Iain Gray, Chief Executive of the Technology Strategy Board, said:

“The Government has challenged industry to reduce construction costs by up to 30%, which would enable low carbon buildings to be constructed for the cost of a standard building.  The work we are funding will encourage the UK construction industry to undertake a fundamental rethink of current ways of working and enable businesses to explore potential commercial opportunities created by novel design, procurement and construction processes.”

The research and development projects will be led by: A2 Dominion Group (Oxford), Balfour Beatty Construction Northern Ltd (Manchester), Edward Cullinan Architects Ltd (London), Grimshaw Architects LLP (London), Rider Levett Bucknall (Birmingham), Skanska Technology (Rickmansworth, Herts), The Clarkson Alliance (Oxford) and Willmott Dixon Capital Works (Birmingham).

A2Dominion’s Bicester Eco-town Process Improvement Toolkit (BEPIT) research project will employ a forensic mapping method to highlight process failures in technologically innovative build systems.  This will inform the creation of a best practice toolkit for use on later phases of their North West Bicester eco-town development, and then across the UK.

The project led by London-based architects Grimshaw will develop and trial a lightweight, modular timber system for the retail and industrial markets that is cost effective, faster to build and intrinsically more sustainable than current steel portal frame sheds.  The 2-year programme – which will include trialling the system on a retail/distribution store – aims to demonstrate that low carbon, innovative and inspiring buildings can be delivered in the retail shed sector.

Skanska Technology’s project aims to enable a fundamental rethink of the use of offsite manufacture in construction.  This will enable the delivery of high quality, low carbon buildings at affordable levels.
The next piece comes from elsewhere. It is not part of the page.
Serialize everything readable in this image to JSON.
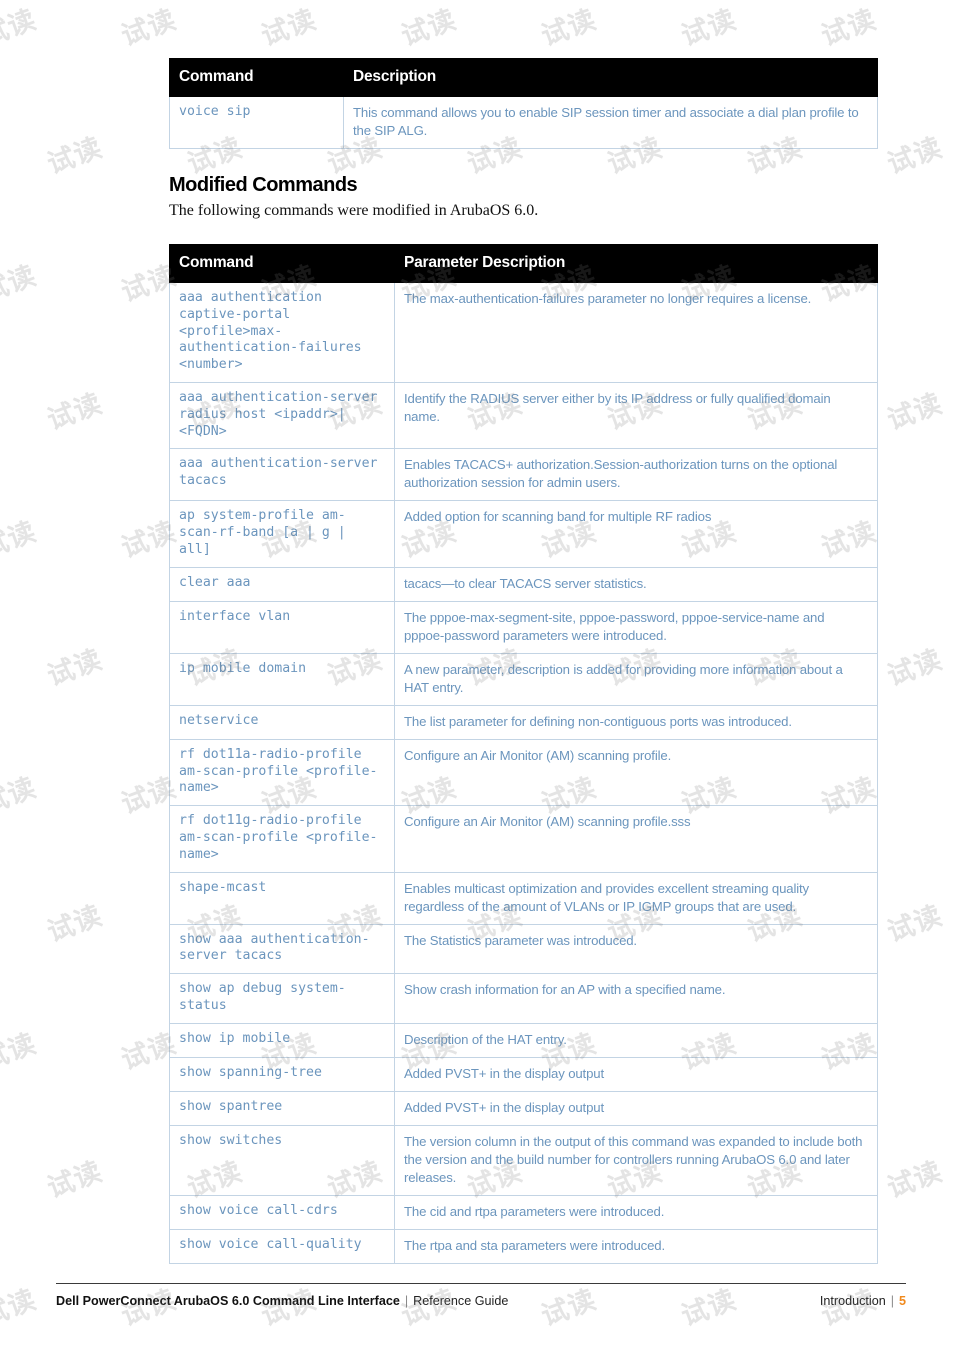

Current procurement is limited by a lack of supply chain coordination and prohibitive costs.  Near Site Manufacture using Modern Flying Factories (MFFs) will be combined with virtual-reality-enabled supply chain management & process improvement.  These will deliver a new lean procurement and construction process for delivering low CO2 buildings at scale.  MFF concepts will be trialled on a school building programme in Bristol and tested in other construction sectors by Skanska.

The grant funding from  the Technology Strategy Board totals £3.78 million and the overall value of the R&D, including contributions from the participating companies, is £7.6 million.  Individual grants to each project range from £150,000 to £780,000.

The grant awards follow the conclusion of the “Rethinking the Build Process” competition for collaborative research and development, which was managed by the Technology Strategy Board through its Low Impact Buildings Innovation Platform (LIBIP).

The LIBIP aims to help the UK construction industry deliver buildings with a much lower environmental impact.  The Government has set a target of an 80% reduction in CO2 emissions in the UK by 2050.  As 45% of total UK carbon emissions come from buildings, delivering low carbon new buildings, and reducing the environmental impact of existing buildings, is a major challenge.  The LIBIP invests jointly with industry and other funders in projects to bring innovative solutions to the growing market for more environmentally friendly buildings, and to overcome barriers to the wider use of existing solutions.  The LIBIP addresses the challenge of both new and existing buildings.